On est vegan comme on est antispéciste, antiraciste, antisexiste, altruiste, non-violent, compréhensif, courageux ou sympa. Ce n’est qu’un élément parmi tant d’autres de notre personnalité, dans la quête que nous devons mener pour être une bonne personne et pour agir éthiquement sur le monde. On peut très bien être vegan et misanthrope, ou vegan et lâche.

Je me définis comme vegan par simplification, parce qu’effectivement les idées défendues par le « mouvement » ne sont pas encore entrées dans la tête des gens. Parce que par défaut, tout le monde est perçu comme antiraciste, ou en tout cas comme devant avoir compris que le racisme, c’est caca – ce qui ne veut pas dire que personne n’est raciste – ; mais l’antispécisme reste encore une idée dissidente.
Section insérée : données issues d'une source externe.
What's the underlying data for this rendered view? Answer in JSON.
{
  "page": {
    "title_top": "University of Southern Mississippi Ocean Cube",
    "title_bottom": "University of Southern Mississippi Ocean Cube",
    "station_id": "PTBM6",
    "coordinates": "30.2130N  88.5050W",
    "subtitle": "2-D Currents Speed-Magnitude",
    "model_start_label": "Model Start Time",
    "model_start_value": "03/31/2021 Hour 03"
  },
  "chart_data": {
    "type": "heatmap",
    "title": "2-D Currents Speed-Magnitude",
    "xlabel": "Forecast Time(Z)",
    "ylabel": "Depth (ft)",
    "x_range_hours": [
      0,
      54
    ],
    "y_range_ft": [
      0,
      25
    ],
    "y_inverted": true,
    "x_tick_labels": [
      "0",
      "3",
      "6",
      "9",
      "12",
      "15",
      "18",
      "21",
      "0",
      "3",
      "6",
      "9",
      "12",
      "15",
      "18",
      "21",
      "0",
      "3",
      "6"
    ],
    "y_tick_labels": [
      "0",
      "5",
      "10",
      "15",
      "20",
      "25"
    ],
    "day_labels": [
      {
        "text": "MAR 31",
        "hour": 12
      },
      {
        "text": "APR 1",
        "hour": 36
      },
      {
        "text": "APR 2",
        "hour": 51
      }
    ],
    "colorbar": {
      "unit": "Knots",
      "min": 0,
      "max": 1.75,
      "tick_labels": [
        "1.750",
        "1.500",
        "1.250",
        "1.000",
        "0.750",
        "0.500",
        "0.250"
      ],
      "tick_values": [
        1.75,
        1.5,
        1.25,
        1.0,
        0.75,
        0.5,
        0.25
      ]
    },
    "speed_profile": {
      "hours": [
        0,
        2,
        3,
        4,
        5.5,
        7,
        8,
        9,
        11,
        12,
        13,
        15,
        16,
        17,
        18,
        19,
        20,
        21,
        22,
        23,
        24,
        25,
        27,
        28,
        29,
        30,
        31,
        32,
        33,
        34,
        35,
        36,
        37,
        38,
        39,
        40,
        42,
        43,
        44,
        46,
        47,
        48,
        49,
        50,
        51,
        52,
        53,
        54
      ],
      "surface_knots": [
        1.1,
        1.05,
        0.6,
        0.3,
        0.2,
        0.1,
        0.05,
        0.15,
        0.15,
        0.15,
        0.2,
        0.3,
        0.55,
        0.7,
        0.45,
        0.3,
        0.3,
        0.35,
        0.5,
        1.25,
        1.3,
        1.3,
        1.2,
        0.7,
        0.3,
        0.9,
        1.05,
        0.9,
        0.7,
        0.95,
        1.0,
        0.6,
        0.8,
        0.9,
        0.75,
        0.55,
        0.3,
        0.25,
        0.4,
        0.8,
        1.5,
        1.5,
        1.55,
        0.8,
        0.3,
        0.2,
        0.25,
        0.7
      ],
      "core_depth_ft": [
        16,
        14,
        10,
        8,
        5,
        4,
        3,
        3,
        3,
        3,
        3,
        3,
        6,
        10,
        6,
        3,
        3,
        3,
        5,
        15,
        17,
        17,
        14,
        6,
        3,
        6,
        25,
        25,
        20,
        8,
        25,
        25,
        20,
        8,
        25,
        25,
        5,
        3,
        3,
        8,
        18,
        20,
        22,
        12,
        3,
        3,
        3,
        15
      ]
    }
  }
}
Demandez à mes amis les causes qui m’importent. Je pense que la plupart vous citeront en tête de liste le véganisme, les animaux, l’antispécisme… Certes. C’est vrai, en un sens : je n’ai pas de blog pour expliquer avec des blagues nulles, des mots chafouins et des exemples à la con qu’il faut aider les sans-logis et aimer les immigrants. Je ne partage pas sur l’interweb (c’est comme ça qu’on dit, non, les jeunes ?) des memes vantant les mérites de la liberté de la presse en Chine ou des circuits courts dans le Gers.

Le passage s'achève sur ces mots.